Phagocytosis of encapsulated B. anthracis by RAW264.7 macrophages. Encapsulated B. anthracis Ames bacilli were treated with PBS (A), CapD (20 μg/ml) (B), or PghP (20 μg/ml) (C) and incubated with macrophages as described in Materials and Methods. The PBS and PghP samples contained 0.5 μg/ml of erythromycin.

FIG. 4.

CapD-mediated killing of B. anthracis Ames by human neutrophils.

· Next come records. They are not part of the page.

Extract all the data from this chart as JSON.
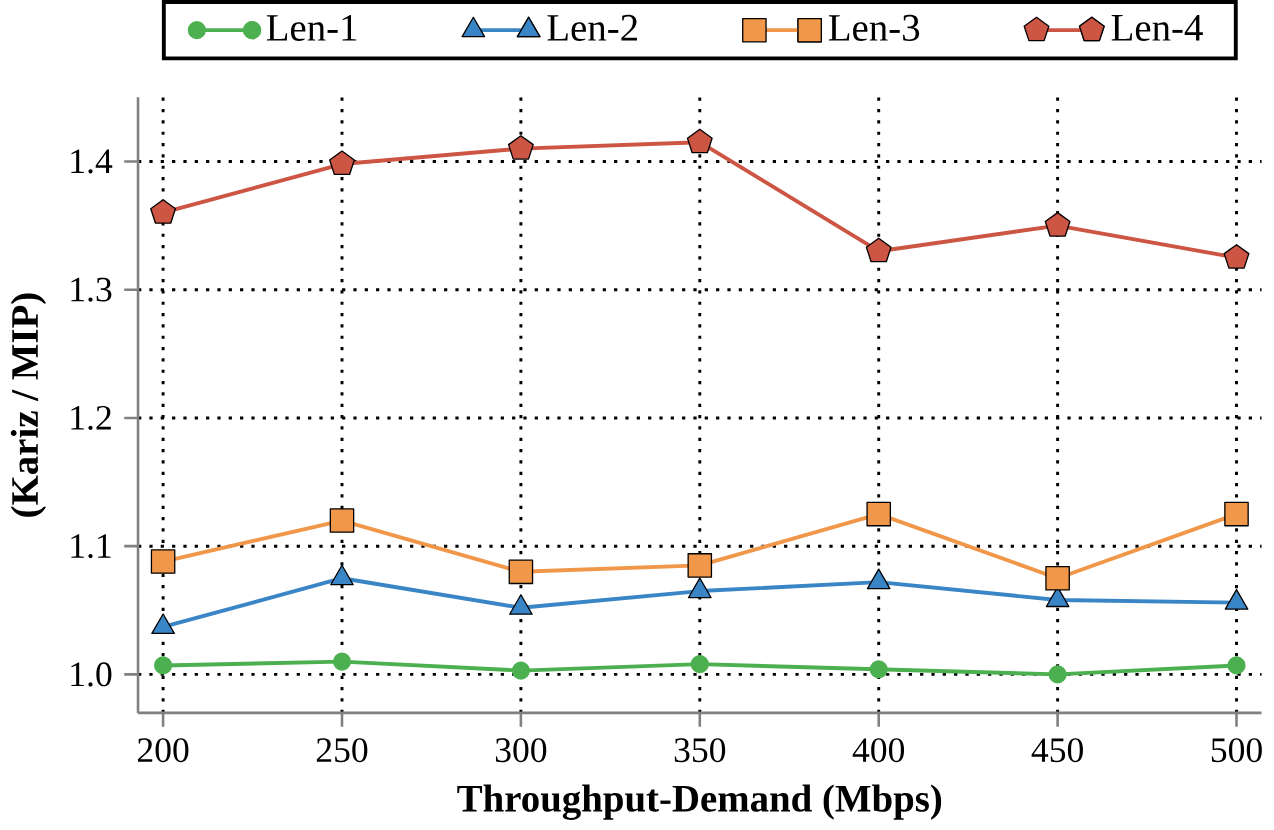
{
  "chart_data": {
    "type": "line",
    "xlabel": "Throughput-Demand (Mbps)",
    "ylabel": "(Kariz / MIP)",
    "x": [
      200,
      250,
      300,
      350,
      400,
      450,
      500
    ],
    "series": [
      {
        "name": "Len-1",
        "color": "#4cb050",
        "marker": "circle",
        "values": [
          1.007,
          1.01,
          1.003,
          1.008,
          1.004,
          1.0,
          1.007
        ]
      },
      {
        "name": "Len-2",
        "color": "#3a85c6",
        "marker": "triangle",
        "values": [
          1.037,
          1.075,
          1.052,
          1.065,
          1.072,
          1.058,
          1.056
        ]
      },
      {
        "name": "Len-3",
        "color": "#f0974a",
        "marker": "square",
        "values": [
          1.088,
          1.12,
          1.08,
          1.085,
          1.125,
          1.075,
          1.125
        ]
      },
      {
        "name": "Len-4",
        "color": "#cc5544",
        "marker": "star",
        "values": [
          1.36,
          1.398,
          1.41,
          1.415,
          1.33,
          1.35,
          1.325
        ]
      }
    ],
    "xlim": [
      193,
      507
    ],
    "ylim": [
      0.97,
      1.45
    ],
    "xticks": [
      200,
      250,
      300,
      350,
      400,
      450,
      500
    ],
    "yticks": [
      {
        "value": 1.0,
        "label": "1.0"
      },
      {
        "value": 1.1,
        "label": "1.1"
      },
      {
        "value": 1.2,
        "label": "1.2"
      },
      {
        "value": 1.3,
        "label": "1.3"
      },
      {
        "value": 1.4,
        "label": "1.4"
      }
    ],
    "grid": true,
    "legend": "top",
    "line_style": "solid"
  }
}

Human neutrophils (5 × 10⁶ neutrophils/ml) were mixed with encapsulated bacilli (5 × 10⁶ neutrophils/ml) with (A) or without (B) 20 μg/ml of CapD and incubated for 3 h at 37°C on an Eppendorf tube rotator. Cells were then concentrated 10-fold by centrifugation and stained with Wright Giemsa stain (magnification, ×1,000). Viability was reduced by CapD treatment to 0.35% after 3 h compared to that at time zero. No killing occurred in the sample (B) incubated without CapD.

FIG. 5.

CapD concentration-dependent neutrophil killing. CapD was serially diluted in PBS and used to treat encapsulated B. anthracis Ames bacilli before being mixed with human neutrophils as described in Materials and Methods. The bacterial viability of duplicate samples (means ± standard deviations) was measured at 2 h.